Таким «умением изъясниться» по многим проблемам общественного и духовного характера, поднятым в книге Гоголя, как никто другой, обладал архиепископ Иннокентий. Погодин писал, что «проповеди Иннокентия трепещут минутою» [Москвитянин 1848: 81]. В отличие от другого выдающегося проповедника этой эпохи Филарета Московского (Дроздова), избегавшего в своих речах злободневности, Иннокентий не боялся говорить и об итальянской опере, и о русской масленице, он, по выражению Ап. Григорьева, чувствовал «цвет и запах жизни». Как точно заметил историк русской гомилетики, «мирская жизнь у Иннокентия как-то признана в своих правах, признана и оправдана, пусть как ущербное и неполное, но все же по своим законам движущееся и дышущее бытие» [Зубов 2001: 190].
Современники высоко ценили литературный дар Иннокентия. Лев Толстой, слушавший проповеди Иннокентия под градом ядер на бастионах Севастополя, включил его в список предполагаемых сотрудников журнала «Солдатский вестник», задуманного будущим автором «Севастопольских рассказов». Обобщая суждения современников, один из первых биографов святителя подчеркивал литературные достоинства «слов» пастыря, «этого гениального оратора на кафедре Церковной, который, как писатель русский, должен занять одно из первых мест в истории русской литературы, а как проповедник - одно из первых мест между духовными витиями не только нашего времени и Отечества, но и всех времен и народов» [Русский Златоуст 2006: 99].

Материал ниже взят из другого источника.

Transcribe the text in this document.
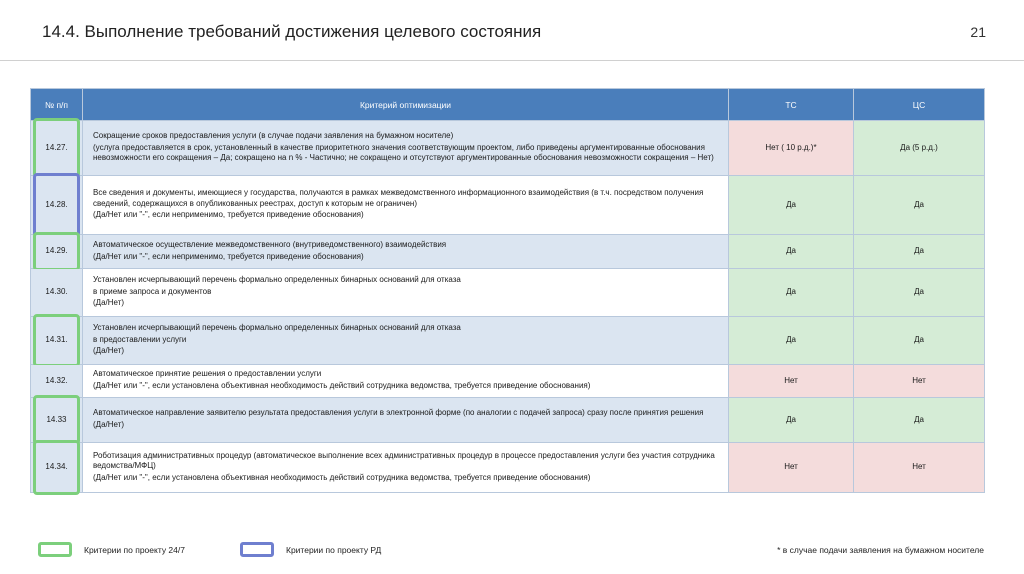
14.4. Выполнение требований достижения целевого состояния	21
№ п/п	Критерий оптимизации	ТС	ЦС

14.27.	Сокращение сроков предоставления услуги (в случае подачи заявления на бумажном носителе)

(услуга предоставляется в срок, установленный в качестве приоритетного значения соответствующим проектом, либо приведены аргументированные обоснования невозможности его сокращения – Да; сокращено на n % - Частично; не сокращено и отсутствуют аргументированные обоснования невозможности сокращения – Нет)	Нет ( 10 р.д.)*	Да (5 р.д.)

14.28.	Все сведения и документы, имеющиеся у государства, получаются в рамках межведомственного информационного взаимодействия (в т.ч. посредством получения сведений, содержащихся в опубликованных реестрах, доступ к которым не ограничен)

(Да/Нет или "-", если неприменимо, требуется приведение обоснования)	Да	Да

14.29.	Автоматическое осуществление межведомственного (внутриведомственного) взаимодействия

(Да/Нет или "-", если неприменимо, требуется приведение обоснования)	Да	Да
14.30.	Установлен исчерпывающий перечень формально определенных бинарных оснований для отказа

в приеме запроса и документов

(Да/Нет)	Да	Да

14.31.	Установлен исчерпывающий перечень формально определенных бинарных оснований для отказа

в предоставлении услуги

(Да/Нет)	Да	Да
14.32.	Автоматическое принятие решения о предоставлении услуги

(Да/Нет или "-", если установлена объективная необходимость действий сотрудника ведомства, требуется приведение обоснования)	Нет	Нет

14.33	Автоматическое направление заявителю результата предоставления услуги в электронной форме (по аналогии с подачей запроса) сразу после принятия решения

(Да/Нет)	Да	Да

14.34.	Роботизация административных процедур (автоматическое выполнение всех административных процедур в процессе предоставления услуги без участия сотрудника ведомства/МФЦ)

(Да/Нет или "-", если установлена объективная необходимость действий сотрудника ведомства, требуется приведение обоснования)	Нет	Нет
Критерии по проекту 24/7	Критерии по проекту РД	* в случае подачи заявления на бумажном носителе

Важнейшее свойство своего стиля Иннокентий определял как «народность». Он писал Погодину: «Это качество должно быть первое в проповедях, и для него можно пожертвовать многим... Кажется, вы привыкли к одному роду поучений, который у нас господствовал (на беду) и продолжает господствовать. Но воля ваша, он не народный и годится только для ученых. Я сам когда-то думал по-вашему, но кафедра и опыт меня переменили. Если бы вы преподавали Историю на площади Кремлевской, то у вас бы не только бы переменился язык, а может быть и многие мысли» [Цит. по: Барсуков 1894: 257].

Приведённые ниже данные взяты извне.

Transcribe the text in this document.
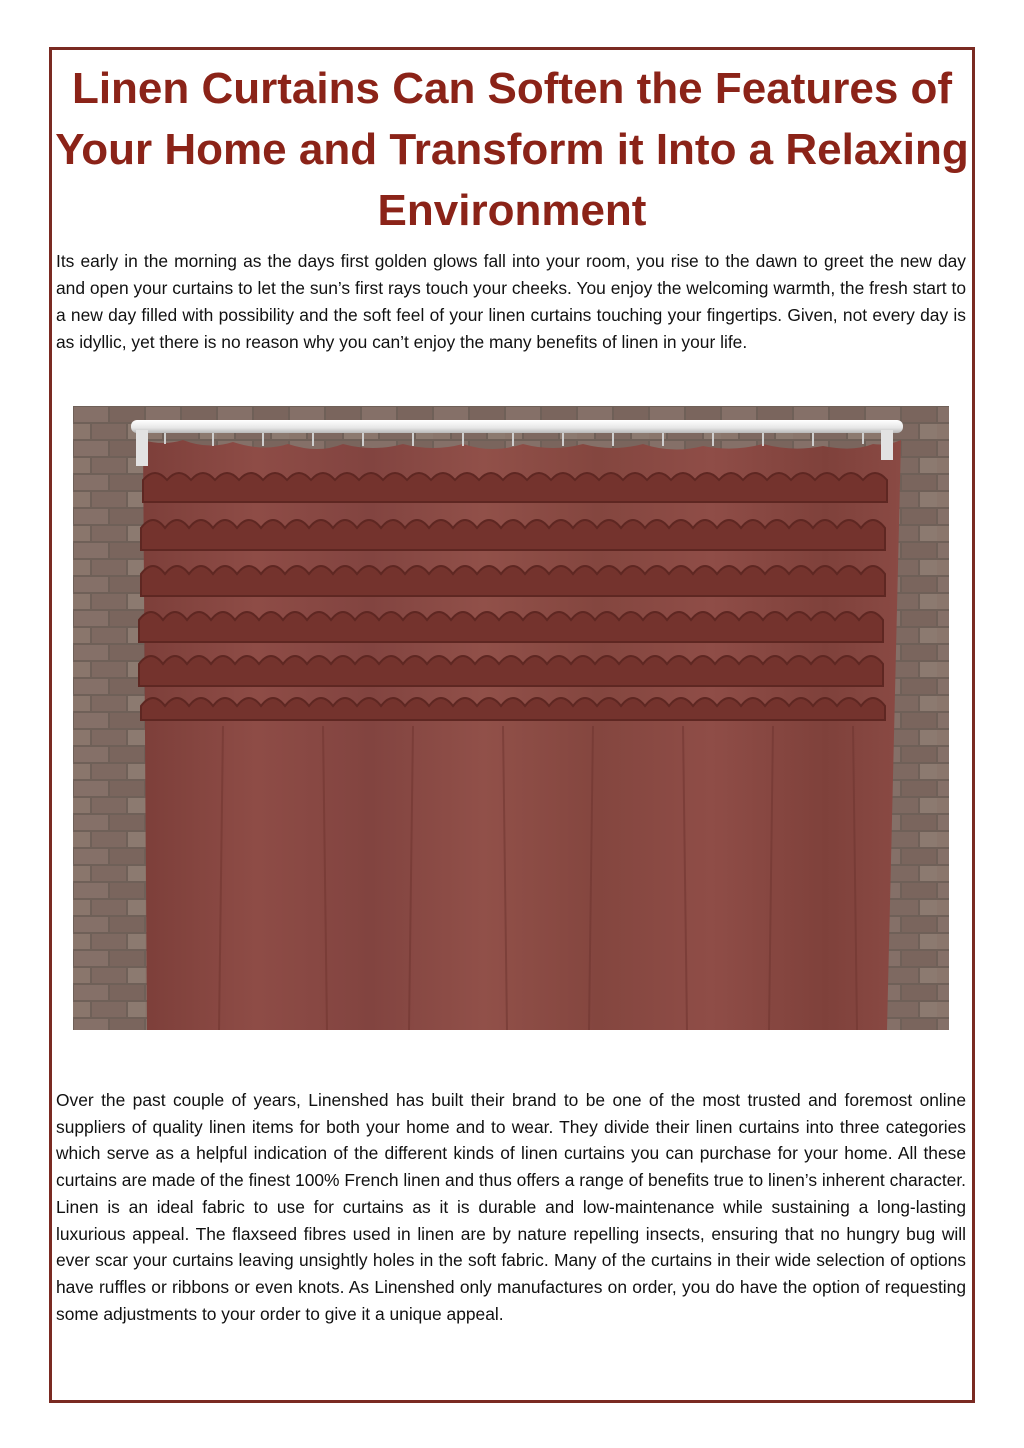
Linen Curtains Can Soften the Features of Your Home and Transform it Into a Relaxing Environment

Its early in the morning as the days first golden glows fall into your room, you rise to the dawn to greet the new day and open your curtains to let the sun’s first rays touch your cheeks. You enjoy the welcoming warmth, the fresh start to a new day filled with possibility and the soft feel of your linen curtains touching your fingertips. Given, not every day is as idyllic, yet there is no reason why you can’t enjoy the many benefits of linen in your life.

Over the past couple of years, Linenshed has built their brand to be one of the most trusted and foremost online suppliers of quality linen items for both your home and to wear. They divide their linen curtains into three categories which serve as a helpful indication of the different kinds of linen curtains you can purchase for your home. All these curtains are made of the finest 100% French linen and thus offers a range of benefits true to linen’s inherent character. Linen is an ideal fabric to use for curtains as it is durable and low-maintenance while sustaining a long-lasting luxurious appeal. The flaxseed fibres used in linen are by nature repelling insects, ensuring that no hungry bug will ever scar your curtains leaving unsightly holes in the soft fabric. Many of the curtains in their wide selection of options have ruffles or ribbons or even knots. As Linenshed only manufactures on order, you do have the option of requesting some adjustments to your order to give it a unique appeal.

Речь Иннокентия необычайно доступна и образна. Как точно заметил один из современников святителя, у него «сила ума разрешалась богатством образов» [Зубов 2001: 201]. Для изъяснения церковных догматов он использует образы из мира природы, в рассказах о событиях священной истории его воображение рисует широкие картины, полные художественных деталей, которых нет в священных текстах. В киевском журнале «Воскресное чтение» (1838/1839, № 34), выходившем при ближайшем участии Иннокентия, была помещена статья «Звездное небо», описание которого носит, по наблюдению В.П. Зубова, следы явного влияния начального пейзажа «Сорочинской ярмарки»: «взгляните на этот беспредельный купол, как бы покоющий в объятиях своих дремлющую землю» (Ср. у Гоголя: «Голубой неизмеримый океан, сладострастным куполом нагнувшийся над землею, весь потонувши в неге, обнимая и сжимая прекрасную в объятиях своих») [Зубов 2001: 201]. Однако такого рода литературность была по вкусу далеко не всем церковным авторам. Филарет Московский писал о его «Страстной седмице»: «Не лишнее было бы, если бы по иным местам пройти холодным взором рассудка, и остричь некоторые слова, в которых далеко простерлась свобода воображения» [Цит. по: Барсов 1884: 199].

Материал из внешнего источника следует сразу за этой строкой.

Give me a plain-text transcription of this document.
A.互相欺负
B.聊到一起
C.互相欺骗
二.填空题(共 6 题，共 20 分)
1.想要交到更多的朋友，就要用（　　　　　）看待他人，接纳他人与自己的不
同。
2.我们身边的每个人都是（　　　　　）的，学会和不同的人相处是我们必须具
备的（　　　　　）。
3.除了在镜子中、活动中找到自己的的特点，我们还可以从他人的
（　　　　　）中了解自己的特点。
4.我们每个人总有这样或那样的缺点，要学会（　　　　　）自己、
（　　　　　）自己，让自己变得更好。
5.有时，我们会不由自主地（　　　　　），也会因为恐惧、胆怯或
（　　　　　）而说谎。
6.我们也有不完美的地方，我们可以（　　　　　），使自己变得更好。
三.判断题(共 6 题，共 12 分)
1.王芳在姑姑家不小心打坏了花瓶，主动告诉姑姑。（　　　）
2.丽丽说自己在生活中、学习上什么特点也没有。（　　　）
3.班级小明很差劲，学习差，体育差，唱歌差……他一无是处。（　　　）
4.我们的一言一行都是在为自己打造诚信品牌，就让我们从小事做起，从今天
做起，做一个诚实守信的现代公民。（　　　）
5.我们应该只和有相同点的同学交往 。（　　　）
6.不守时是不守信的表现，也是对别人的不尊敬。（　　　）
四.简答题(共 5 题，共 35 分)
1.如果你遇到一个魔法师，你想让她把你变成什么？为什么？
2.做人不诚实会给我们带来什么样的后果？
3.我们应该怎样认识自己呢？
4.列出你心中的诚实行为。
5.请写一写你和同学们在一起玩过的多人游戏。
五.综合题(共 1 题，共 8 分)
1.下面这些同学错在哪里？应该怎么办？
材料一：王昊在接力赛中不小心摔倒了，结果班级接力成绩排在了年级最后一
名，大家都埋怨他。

Проповеди Иннокентия отличал глубокий психологизм, обращенность к интимно-личным переживаниям слушателей. В отличие от Филарета, который, по словам И.В. Киреевского, движется от разума к сердцу, Иннокентий выбирает другой путь - от сердца к разуму. Исследователи уже отмечали связь его образной системы с романтизмом. Таков, к примеру, излюбленный романтиками образ развалин или руин, в котором «явлена стихийность и бесформенность ночного лика бытия» [Зубов 2001: 178]. Ему целиком посвящено слово Иннокентия в святогорской сельской церкви 21 августа 1842 г. Вокруг нее располагались развалины некогда прославленного монастыря. Иннокентий видит в них символ разрушения храма человеческой души. «Как же, - вопрошает он, - узнать, что храм души нашей цел и благоустроен? - Так же, как узнают это в отношении к храмам наружным: сравнением состояния и вида их с чертежом, по которому они строены. “Чертеж” внутреннего храма - в Евангелии и совести нашей <...> в нас, доколе остаемся на земле, все еще нет целого и полного храма души в том совершенстве, какое он должен иметь по намерению Небесного Архитектона» [Русский Златоуст 2006: 406-407].